図1B】シリカ膜形成条件探索装置が具備する混合部の一例を示す概念図である。
図2】シリカ膜形成条件探索装置で得られる低分子量の生成物に関する第1プロファイルの一例を示す図である。
図3】シリカ膜形成条件探索装置で得られる低分子量の生成物に関する第1プロファイルの別の例を示す図である。
図4】シリカ膜形成条件探索装置で得られる低分子量の生成物に関する第1プロファイルの更に別の例を示す図である。
図5】シリカ膜形成条件探索装置で得られる低分子量の生成物に関する第1プロファイルの更に別の例を示す図である。
図6】シリカ膜形成条件探索装置で得られる低分子量および高分子量の生成物に関する第1プロファイルの一例を示す図である。

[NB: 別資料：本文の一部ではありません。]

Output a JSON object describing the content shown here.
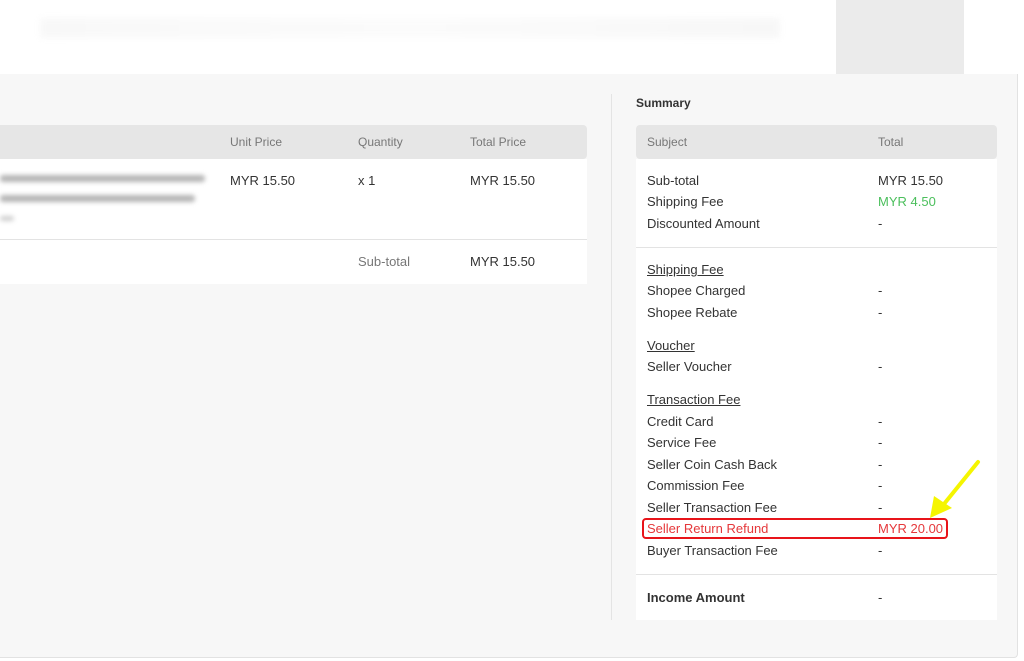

図7】シリカ膜形成条件探索装置で得られる低分子量および高分子量の生成物に関する第1プロファイルの別の例を示す図である。
図8】シリカ膜形成条件探索装置で得られる低分子量および高分子量の生成物に関する第1プロファイルの更に別の例を示す図である。
図9】シリカ源としてDMDMSを用いた場合の第1プロファイルを元にシリカ膜形成条件の一つである温度の候補を3つ設定した例を示す図である。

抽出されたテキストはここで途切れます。